Ahead of its Big 10 anniversary sale, Flipkart announced its plan to reduce dependence on smartphone sales by focusing on private brands. The ecommerce biggie is in the middle of developing exclusive products across various product categories, which would go live before the 2017 edition of annual Big Billion sale.
Like parent, like subsidiary
Myntra’s CEO Ananth Narayanan believes that utilizing precious funds to enhance own-brands and technology makes more sense than pouring it down on discounts and promotional activities.
Reiterating the fact, Narayanan said,
“Instead of increasing spending only on marketing and discounts, we have decided to invest more in technology and brands. These will help us build moats and improve the bottom line.”
The allure of private brands has captured many ecommerce companies’ attention. Be it ecommerce giant Amazon or niche fashion etailer Koovs, all are investing heavily in developing their own line of products. And rightly so, because it allows etailers to earn fat margins, operate on their own terms, modify product offerings and maintain control over quality, quantity & delivery.

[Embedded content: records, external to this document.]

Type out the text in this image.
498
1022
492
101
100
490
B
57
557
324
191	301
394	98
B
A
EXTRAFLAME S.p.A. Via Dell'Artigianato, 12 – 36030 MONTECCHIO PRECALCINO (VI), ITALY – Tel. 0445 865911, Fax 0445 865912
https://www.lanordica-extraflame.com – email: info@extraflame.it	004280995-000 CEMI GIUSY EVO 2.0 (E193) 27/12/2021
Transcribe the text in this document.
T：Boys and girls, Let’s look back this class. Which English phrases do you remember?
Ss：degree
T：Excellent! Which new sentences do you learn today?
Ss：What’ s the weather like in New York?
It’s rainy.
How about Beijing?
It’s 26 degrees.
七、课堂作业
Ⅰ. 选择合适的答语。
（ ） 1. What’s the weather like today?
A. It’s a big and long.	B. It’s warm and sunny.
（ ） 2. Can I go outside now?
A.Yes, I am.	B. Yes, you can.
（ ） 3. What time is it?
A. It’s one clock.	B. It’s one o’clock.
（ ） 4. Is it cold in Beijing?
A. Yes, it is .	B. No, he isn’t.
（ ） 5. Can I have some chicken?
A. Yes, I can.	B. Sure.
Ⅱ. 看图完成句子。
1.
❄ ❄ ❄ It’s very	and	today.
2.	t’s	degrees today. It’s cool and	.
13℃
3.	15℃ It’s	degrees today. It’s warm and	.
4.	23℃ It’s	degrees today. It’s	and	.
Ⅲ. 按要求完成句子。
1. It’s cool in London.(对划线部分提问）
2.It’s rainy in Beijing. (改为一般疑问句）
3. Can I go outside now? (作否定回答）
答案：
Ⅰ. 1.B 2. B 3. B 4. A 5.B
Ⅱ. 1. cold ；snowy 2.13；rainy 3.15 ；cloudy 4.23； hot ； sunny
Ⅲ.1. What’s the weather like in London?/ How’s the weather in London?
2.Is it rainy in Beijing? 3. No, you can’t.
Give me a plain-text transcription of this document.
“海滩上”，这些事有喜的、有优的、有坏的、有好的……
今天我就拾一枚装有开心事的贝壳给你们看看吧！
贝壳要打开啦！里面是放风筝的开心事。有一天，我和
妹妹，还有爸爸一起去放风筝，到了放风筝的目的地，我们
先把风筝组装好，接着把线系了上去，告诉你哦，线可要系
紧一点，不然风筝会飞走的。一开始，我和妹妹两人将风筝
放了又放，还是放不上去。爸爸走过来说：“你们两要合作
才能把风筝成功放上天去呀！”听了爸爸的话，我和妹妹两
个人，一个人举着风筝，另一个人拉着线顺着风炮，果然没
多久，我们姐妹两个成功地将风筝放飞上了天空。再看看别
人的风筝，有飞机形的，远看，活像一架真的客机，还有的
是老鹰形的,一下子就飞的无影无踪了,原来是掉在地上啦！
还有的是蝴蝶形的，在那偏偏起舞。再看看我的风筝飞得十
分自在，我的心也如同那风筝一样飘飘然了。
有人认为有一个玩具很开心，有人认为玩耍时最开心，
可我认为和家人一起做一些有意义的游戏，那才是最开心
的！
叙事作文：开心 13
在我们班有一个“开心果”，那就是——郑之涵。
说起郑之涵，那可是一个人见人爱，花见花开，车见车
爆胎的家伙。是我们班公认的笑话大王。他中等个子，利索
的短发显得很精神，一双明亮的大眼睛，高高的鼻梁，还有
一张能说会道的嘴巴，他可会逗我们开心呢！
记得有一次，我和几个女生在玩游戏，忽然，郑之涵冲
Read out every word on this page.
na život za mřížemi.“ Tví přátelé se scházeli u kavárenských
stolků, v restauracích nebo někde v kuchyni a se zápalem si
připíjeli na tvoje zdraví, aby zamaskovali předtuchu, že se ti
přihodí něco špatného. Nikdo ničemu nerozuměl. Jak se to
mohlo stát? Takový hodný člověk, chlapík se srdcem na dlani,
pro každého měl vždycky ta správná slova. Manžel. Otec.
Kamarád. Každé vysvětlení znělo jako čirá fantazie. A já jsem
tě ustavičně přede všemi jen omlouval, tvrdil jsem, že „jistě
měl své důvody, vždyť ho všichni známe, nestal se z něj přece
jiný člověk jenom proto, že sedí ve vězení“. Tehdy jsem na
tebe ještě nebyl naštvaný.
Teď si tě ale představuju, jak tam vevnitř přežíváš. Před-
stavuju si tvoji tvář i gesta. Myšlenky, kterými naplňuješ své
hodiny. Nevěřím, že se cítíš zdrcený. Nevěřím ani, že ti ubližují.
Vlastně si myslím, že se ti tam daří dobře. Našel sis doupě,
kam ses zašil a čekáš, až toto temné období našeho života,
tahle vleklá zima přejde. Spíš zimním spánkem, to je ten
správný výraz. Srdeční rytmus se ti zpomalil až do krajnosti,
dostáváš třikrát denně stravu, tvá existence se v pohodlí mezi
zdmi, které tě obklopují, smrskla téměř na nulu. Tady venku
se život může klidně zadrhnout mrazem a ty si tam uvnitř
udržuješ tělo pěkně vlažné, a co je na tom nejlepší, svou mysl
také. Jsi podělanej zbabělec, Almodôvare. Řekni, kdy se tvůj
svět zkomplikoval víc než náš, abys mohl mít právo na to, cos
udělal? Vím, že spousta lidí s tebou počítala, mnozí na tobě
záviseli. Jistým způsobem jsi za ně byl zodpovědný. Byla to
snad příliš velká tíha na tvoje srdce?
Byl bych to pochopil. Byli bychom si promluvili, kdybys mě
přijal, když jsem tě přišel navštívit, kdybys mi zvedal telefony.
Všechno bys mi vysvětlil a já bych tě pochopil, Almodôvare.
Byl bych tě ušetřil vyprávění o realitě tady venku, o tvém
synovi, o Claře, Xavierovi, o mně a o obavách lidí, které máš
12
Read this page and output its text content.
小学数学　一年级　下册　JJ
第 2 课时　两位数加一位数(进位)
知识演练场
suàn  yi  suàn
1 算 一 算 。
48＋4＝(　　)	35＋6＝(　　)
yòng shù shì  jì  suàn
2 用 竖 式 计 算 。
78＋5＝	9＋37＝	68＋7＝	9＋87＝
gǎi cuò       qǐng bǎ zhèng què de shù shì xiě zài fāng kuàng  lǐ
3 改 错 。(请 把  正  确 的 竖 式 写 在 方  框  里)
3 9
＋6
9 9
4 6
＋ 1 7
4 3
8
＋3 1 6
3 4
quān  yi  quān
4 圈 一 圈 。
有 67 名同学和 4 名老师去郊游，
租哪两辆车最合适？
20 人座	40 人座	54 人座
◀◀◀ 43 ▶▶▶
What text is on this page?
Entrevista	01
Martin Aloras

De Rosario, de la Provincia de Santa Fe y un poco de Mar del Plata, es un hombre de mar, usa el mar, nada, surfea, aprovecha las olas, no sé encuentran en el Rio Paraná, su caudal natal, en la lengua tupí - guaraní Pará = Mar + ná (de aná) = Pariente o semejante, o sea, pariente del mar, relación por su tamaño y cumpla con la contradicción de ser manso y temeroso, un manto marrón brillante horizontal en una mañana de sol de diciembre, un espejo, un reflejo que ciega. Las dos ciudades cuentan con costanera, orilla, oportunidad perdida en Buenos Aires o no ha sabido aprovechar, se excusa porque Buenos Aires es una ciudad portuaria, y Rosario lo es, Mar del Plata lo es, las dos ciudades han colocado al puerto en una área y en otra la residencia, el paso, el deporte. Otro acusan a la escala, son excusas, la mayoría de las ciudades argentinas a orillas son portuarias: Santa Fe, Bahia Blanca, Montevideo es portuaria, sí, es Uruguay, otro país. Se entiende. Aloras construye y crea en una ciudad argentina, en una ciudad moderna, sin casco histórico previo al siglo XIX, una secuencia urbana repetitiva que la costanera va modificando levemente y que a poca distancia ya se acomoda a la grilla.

Offline retailers like Shoppers Stop too has started concentrating on their own brands as it helps to drive the online customer base to their shopping site.
Won’t turn into private labels etailer, says Myntra
In spite of the many benefits of own-labels, fashion etailer Myntra wants to strike the right balance between private and national brands. The company understands that established brands have a higher customer pull and diverse product portfolio is essential in today’s competitive business environment.
“We want to cap the contribution of private labels to a third of our overall business. We want to keep our identity as a multi-brand retailer and not turn into a private label business”, said Narayanan.
As of now, the company’s private brands such as HRX, Roadster, Anouk, and Dressberry account for 23-24% of revenue. By the end of this year, Myntra plans to increase contribution of these brands to 30%.
More full-price sale events on the horizon
In order to reduce dependence on discounts, Myntra experimented with full-price sale. As customers equate sale with discounts, the etailer failed to touch its revenue target of Rs. 100 crore. But this hasn’t dissuaded Myntra from hosting similar events in the future, albeit with few changes.
“One of the things we learnt from the full-price sale was that you need to have a lot more high fashion and exclusive merchandise. That’s what customers are looking for when you ask them to pay full-price. Another thing is, the sale should be longer. Because a full-price purchase won’t be an impulse purchase, customers like to browse and delay the decision. They want to come back later and see if they feel like buying it.”
Would no-discount sale events affect Myntra’s customer satisfaction meter negatively? Or would the wide range of private and established brands keep the buyers happy?